C’est dans un mail adressé à la famille que Vincent Sanchez, chef du service de soins palliatifs de l’hôpital Sébastopol de Reims, lui a fait part de “l’arrêt des traitements” et de “la sédation profonde et continue” de Vincent Lambert, 42 ans, tétraplégique en état végétatif depuis plus de dix ans. De sources médicales, le décès, dans ces conditions, interviendrait d’ici quelques jours à une semaine.

Dans ce courriel, dont l’AFP a obtenu copie, le Dr Sanchez “espère pour Monsieur Vincent Lambert que chacun saura ouvrir une parenthèse et se rassembler, auprès de lui, afin que ces moments soient le plus paisibles, intimes et personnels”.

Une allusion aux positions inconciliables qui déchirent la famille depuis six ans: d’un côté, les parents, fervents catholiques, un frère et une sœur s’opposent à l’arrêt des traitements; de l’autre, son épouse Rachel, son neveu François et cinq frères et sœurs veulent mettent fin à cet “acharnement thérapeutique”.

“C’est des monstres ! C’est des nazis !”, a d’ailleurs lancé depuis une voiture Viviane Lambert, la mère de Vincent, 73 ans, en passant devant l’établissement. “On va balancer les vidéos ! Je veux voir mon fils tant qu’il n’est pas encore trop endormi”, a-t-elle aussi crié, en larmes. De fait, une vidéo du patient a été diffusée lundi sur le site de Valeurs actuelles, présentée comme datant de dimanche, où la mère est au chevet de son fils.

Dimanche, avec son mari Pierre, 90 ans, ils avaient organisé un rassemblement au même endroit pour dénoncer une “euthanasie déguisée”. Quelque 200 personnes y avaient participé. Les parents estiment que leur fils est handicapé, et doit être transféré dans un établissement spécialisé.

“Le coup de force continue, il est encore temps d’arrêter cette folie”, ont également réagi dans un communiqué les avocats des parents, Jean Paillot et Jérôme Triomphe.

Ils entendent en effet contraindre la France à appliquer les “mesures conservatoires” d’un organisme de l’ONU, le Comité des droits des personnes handicapées (CDPH), qui lui a demandé de surseoir à l’arrêt des soins, dans l’attente d’un examen du dossier sur le fond.

– “Dans le cadre de la loi” –

Dans ce but, ils ont à nouveau saisi lundi La Cour européenne des droits de l’Homme (CEDH) et le Conseil d’Etat et annoncé une “audience en urgence” devant la cour d’appel de Paris, suite à une décision du TGI de Paris vendredi. Autre action envisagée: devant le tribunal correctionnel de Reims à l’encontre du Dr Sanchez, dont ils réclament la radiation.

Ils mettent en avant notamment le dernier rapport d’experts mandatés par la justice, rendu fin 2018. Ces derniers avançaient notamment que la condition médicale de Vincent Lambert “n’appelle aucune mesure d’urgence” et qu'”il existe en France des structures pouvant l’accueillir jusqu’à sa disparition”.

Ces mêmes experts affirmaient toutefois que son “état végétatif chronique irréversible” ne lui laisse plus “d’accès possible à la conscience”.

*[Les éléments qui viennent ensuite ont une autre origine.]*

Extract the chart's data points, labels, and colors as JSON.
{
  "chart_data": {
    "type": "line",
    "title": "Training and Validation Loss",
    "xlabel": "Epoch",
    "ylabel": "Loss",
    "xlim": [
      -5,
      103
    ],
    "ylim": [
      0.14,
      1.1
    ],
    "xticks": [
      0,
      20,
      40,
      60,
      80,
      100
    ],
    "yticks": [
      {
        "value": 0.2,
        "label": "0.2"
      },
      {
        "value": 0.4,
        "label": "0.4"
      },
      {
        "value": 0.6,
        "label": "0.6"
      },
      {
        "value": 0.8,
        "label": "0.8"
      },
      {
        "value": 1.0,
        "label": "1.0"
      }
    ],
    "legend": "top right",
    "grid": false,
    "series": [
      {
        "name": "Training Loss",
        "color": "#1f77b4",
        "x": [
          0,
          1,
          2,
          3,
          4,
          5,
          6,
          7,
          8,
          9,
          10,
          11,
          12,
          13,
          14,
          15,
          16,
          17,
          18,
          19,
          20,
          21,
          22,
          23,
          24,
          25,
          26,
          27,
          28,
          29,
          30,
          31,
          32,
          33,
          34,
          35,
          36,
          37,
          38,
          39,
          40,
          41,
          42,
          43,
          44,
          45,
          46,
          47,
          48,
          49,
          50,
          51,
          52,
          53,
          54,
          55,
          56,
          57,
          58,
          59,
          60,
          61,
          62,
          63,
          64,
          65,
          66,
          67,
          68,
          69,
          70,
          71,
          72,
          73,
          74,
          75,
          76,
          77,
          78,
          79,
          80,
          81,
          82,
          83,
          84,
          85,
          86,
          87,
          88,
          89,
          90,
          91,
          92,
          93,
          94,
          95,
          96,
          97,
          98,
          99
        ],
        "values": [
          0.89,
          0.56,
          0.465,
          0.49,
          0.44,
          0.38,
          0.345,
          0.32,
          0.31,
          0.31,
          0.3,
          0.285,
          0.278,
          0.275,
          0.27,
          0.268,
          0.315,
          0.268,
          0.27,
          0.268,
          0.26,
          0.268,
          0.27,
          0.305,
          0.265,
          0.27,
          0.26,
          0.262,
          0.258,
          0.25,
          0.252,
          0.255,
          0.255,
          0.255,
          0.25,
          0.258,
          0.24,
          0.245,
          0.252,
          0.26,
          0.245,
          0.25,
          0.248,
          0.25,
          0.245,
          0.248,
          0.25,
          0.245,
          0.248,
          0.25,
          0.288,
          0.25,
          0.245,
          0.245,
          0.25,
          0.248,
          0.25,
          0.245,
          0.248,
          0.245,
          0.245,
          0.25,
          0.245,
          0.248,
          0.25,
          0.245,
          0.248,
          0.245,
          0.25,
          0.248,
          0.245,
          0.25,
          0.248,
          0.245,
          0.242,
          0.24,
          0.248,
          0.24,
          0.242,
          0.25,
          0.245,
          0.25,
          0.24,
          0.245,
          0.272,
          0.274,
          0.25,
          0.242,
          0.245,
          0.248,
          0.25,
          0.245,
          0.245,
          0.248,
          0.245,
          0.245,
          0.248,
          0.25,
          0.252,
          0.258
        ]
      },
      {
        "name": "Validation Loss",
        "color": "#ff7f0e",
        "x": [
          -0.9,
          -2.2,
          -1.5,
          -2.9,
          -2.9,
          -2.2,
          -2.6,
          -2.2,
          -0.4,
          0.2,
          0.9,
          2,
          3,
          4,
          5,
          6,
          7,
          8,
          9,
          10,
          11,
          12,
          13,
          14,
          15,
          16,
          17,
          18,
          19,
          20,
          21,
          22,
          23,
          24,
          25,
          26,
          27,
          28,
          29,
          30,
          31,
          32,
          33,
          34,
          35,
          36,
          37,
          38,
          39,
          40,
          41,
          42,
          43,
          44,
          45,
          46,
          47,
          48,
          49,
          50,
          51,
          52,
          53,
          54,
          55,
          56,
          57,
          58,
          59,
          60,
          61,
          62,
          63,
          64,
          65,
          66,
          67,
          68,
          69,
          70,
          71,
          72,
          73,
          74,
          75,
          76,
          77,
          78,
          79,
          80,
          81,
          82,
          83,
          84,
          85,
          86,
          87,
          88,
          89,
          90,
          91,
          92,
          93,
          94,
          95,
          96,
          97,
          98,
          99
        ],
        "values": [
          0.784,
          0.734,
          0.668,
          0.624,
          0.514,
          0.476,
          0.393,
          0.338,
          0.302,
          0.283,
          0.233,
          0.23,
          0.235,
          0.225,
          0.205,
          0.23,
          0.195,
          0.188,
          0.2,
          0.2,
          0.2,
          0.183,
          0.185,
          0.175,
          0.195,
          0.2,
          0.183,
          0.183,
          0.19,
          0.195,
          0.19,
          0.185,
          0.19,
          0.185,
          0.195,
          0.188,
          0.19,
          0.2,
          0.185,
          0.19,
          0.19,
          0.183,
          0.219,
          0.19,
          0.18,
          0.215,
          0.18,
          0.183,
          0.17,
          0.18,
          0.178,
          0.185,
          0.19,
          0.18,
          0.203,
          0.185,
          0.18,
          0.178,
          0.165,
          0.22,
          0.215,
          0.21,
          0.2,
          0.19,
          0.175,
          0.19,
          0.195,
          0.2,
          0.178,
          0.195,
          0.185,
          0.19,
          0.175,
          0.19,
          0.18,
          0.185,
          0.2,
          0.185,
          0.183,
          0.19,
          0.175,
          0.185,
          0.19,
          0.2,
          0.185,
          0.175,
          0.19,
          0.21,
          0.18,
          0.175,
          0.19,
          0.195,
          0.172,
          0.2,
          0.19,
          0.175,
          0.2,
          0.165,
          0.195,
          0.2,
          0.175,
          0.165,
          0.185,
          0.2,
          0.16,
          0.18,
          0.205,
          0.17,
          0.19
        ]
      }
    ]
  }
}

La France martèle que les mesures conservatoires préconisées par le CDPH “sont dépourvues de caractère contraignant” et met en avant le “droit du patient à ne pas subir d’obstination déraisonnable”.

L’interruption des traitements, la quatrième depuis 2013, a été validée par le Conseil d’Etat fin avril et les parents ont multiplié en vain les recours depuis.

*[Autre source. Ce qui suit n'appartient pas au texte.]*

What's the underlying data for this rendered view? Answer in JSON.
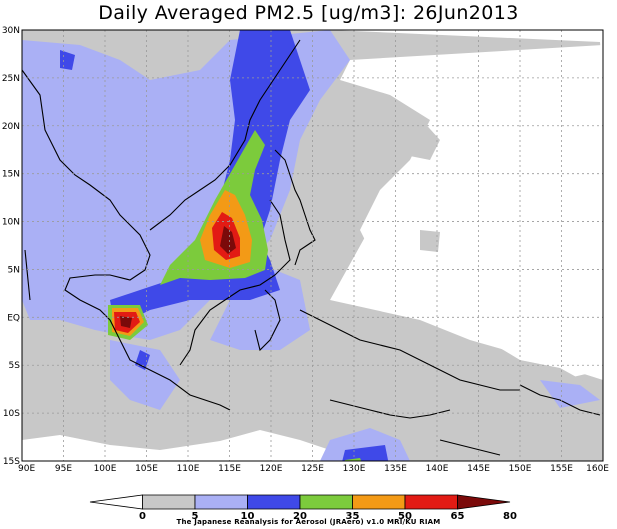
{
  "title": "Daily Averaged PM2.5 [ug/m3]: 26Jun2013",
  "credit": "The Japanese Reanalysis for Aerosol (JRAero) v1.0 MRI/KU RIAM",
  "lat_labels": [
    "30N",
    "25N",
    "20N",
    "15N",
    "10N",
    "5N",
    "EQ",
    "5S",
    "10S",
    "15S"
  ],
  "lon_labels": [
    "90E",
    "95E",
    "100E",
    "105E",
    "110E",
    "115E",
    "120E",
    "125E",
    "130E",
    "135E",
    "140E",
    "145E",
    "150E",
    "155E",
    "160E"
  ],
  "colorbar": {
    "levels": [
      "0",
      "5",
      "10",
      "20",
      "35",
      "50",
      "65",
      "80"
    ],
    "colors": [
      "#ffffff",
      "#c8c8c8",
      "#aab0f5",
      "#3f49e8",
      "#7ccb3c",
      "#f39a16",
      "#e21b14",
      "#7b0a0a"
    ]
  },
  "map": {
    "extent": {
      "lon_min": 90,
      "lon_max": 160,
      "lat_min": -15,
      "lat_max": 30
    }
  }
}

Samedi, Me Jean Paillot et Me Jérôme Triomphe ont imploré Emmanuel Macron de les maintenir, qualifiant la mort programmée du patient de “crime d’Etat commis au prix d’un coup de force contre l’Etat de droit”.

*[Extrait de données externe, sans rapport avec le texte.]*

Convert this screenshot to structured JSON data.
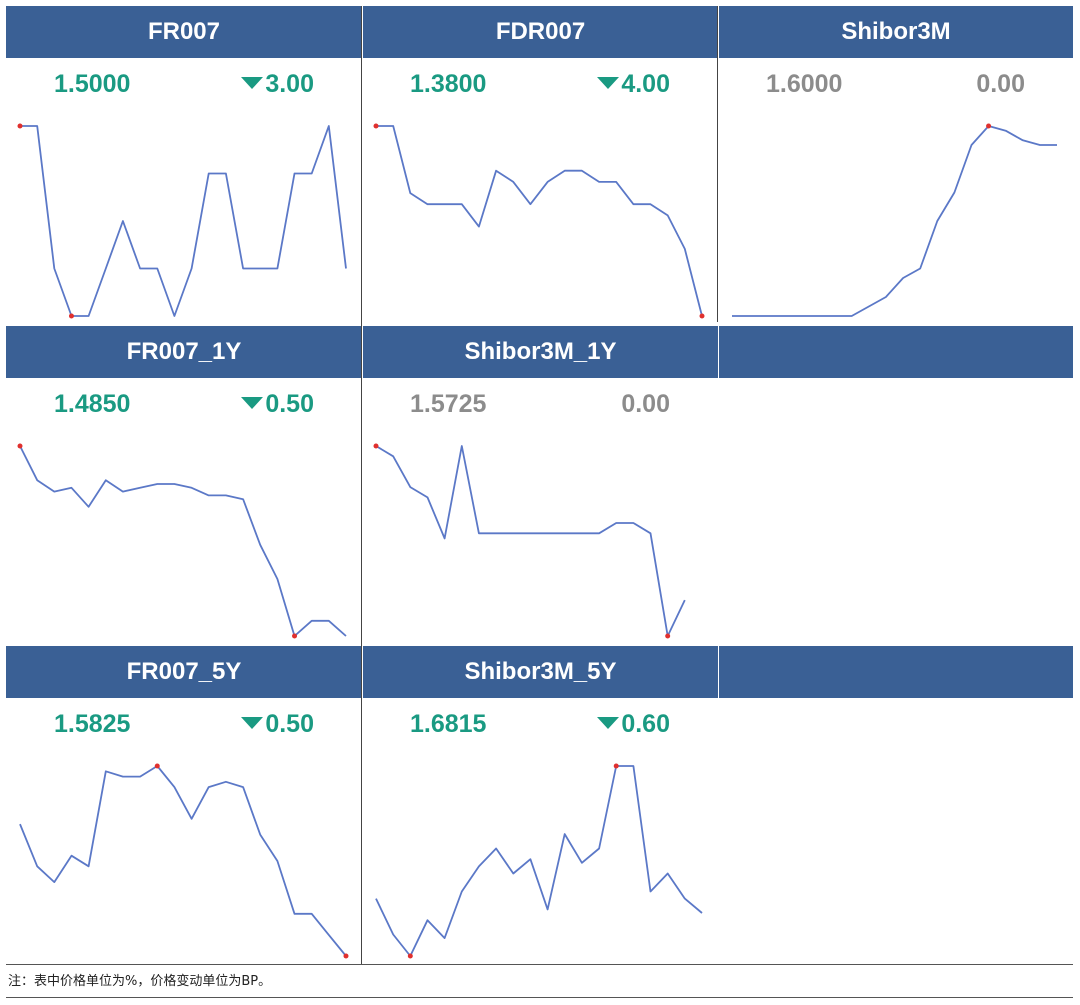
{
  "colors": {
    "header_bg": "#3a6095",
    "down": "#1a9a82",
    "flat": "#8c8c8c",
    "line": "#5b78c7",
    "marker": "#e0302e"
  },
  "chart_data": [
    {
      "type": "line",
      "title": "FR007",
      "value": "1.5000",
      "change": "3.00",
      "direction": "down",
      "y": [
        1.53,
        1.53,
        1.5,
        1.49,
        1.49,
        1.5,
        1.51,
        1.5,
        1.5,
        1.49,
        1.5,
        1.52,
        1.52,
        1.5,
        1.5,
        1.5,
        1.52,
        1.52,
        1.53,
        1.5
      ],
      "markers": [
        0,
        3
      ]
    },
    {
      "type": "line",
      "title": "FDR007",
      "value": "1.3800",
      "change": "4.00",
      "direction": "down",
      "y": [
        1.57,
        1.57,
        1.51,
        1.5,
        1.5,
        1.5,
        1.48,
        1.53,
        1.52,
        1.5,
        1.52,
        1.53,
        1.53,
        1.52,
        1.52,
        1.5,
        1.5,
        1.49,
        1.46,
        1.4
      ],
      "markers": [
        0,
        19
      ]
    },
    {
      "type": "line",
      "title": "Shibor3M",
      "value": "1.6000",
      "change": "0.00",
      "direction": "flat",
      "y": [
        1.587,
        1.587,
        1.587,
        1.587,
        1.587,
        1.587,
        1.587,
        1.587,
        1.588,
        1.589,
        1.591,
        1.592,
        1.597,
        1.6,
        1.605,
        1.607,
        1.6065,
        1.6055,
        1.605,
        1.605
      ],
      "markers": [
        15
      ]
    },
    {
      "type": "line",
      "title": "FR007_1Y",
      "value": "1.4850",
      "change": "0.50",
      "direction": "down",
      "y": [
        1.54,
        1.531,
        1.528,
        1.529,
        1.524,
        1.531,
        1.528,
        1.529,
        1.53,
        1.53,
        1.529,
        1.527,
        1.527,
        1.526,
        1.514,
        1.505,
        1.49,
        1.494,
        1.494,
        1.49
      ],
      "markers": [
        0,
        16
      ]
    },
    {
      "type": "line",
      "title": "Shibor3M_1Y",
      "value": "1.5725",
      "change": "0.00",
      "direction": "flat",
      "y": [
        1.615,
        1.613,
        1.607,
        1.605,
        1.597,
        1.615,
        1.598,
        1.598,
        1.598,
        1.598,
        1.598,
        1.598,
        1.598,
        1.598,
        1.6,
        1.6,
        1.598,
        1.578,
        1.585
      ],
      "markers": [
        0,
        17
      ]
    },
    {
      "type": "line",
      "title": "FR007_5Y",
      "value": "1.5825",
      "change": "0.50",
      "direction": "down",
      "y": [
        1.61,
        1.602,
        1.599,
        1.604,
        1.602,
        1.62,
        1.619,
        1.619,
        1.621,
        1.617,
        1.611,
        1.617,
        1.618,
        1.617,
        1.608,
        1.603,
        1.593,
        1.593,
        1.589,
        1.585
      ],
      "markers": [
        8,
        19
      ]
    },
    {
      "type": "line",
      "title": "Shibor3M_5Y",
      "value": "1.6815",
      "change": "0.60",
      "direction": "down",
      "y": [
        1.706,
        1.696,
        1.69,
        1.7,
        1.695,
        1.708,
        1.715,
        1.72,
        1.713,
        1.717,
        1.703,
        1.724,
        1.716,
        1.72,
        1.743,
        1.743,
        1.708,
        1.713,
        1.706,
        1.702
      ],
      "markers": [
        2,
        14
      ]
    }
  ],
  "footer": {
    "note": "注：表中价格单位为%，价格变动单位为BP。"
  }
}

“Le président de la République ne veut pas aller à l’encontre de décisions de justice”, a répondu Nathalie Loiseau, tête de liste de la majorité aux élections européennes.

“Pourquoi cette précipitation pour le conduire vers la mort ?”, s’est étonnée samedi la Conférence des évêques, alors que François-Xavier Bellamy, tête de liste LR aux élections européennes, a également demandé qu’on “se laisse le temps”.

Père de la loi de 2016 régissant la fin de vie, Jean Leonetti, également premier vice-président LR, estime au contraire que l’arrêt des soins de Vincent Lambert s’inscrit bien “dans le cadre de la loi”. Même si le patient n’a pas laissé de directives anticipée, son épouse et son neveu affirment que cet ancien infirmier avait pris position contre tout acharnement thérapeutique.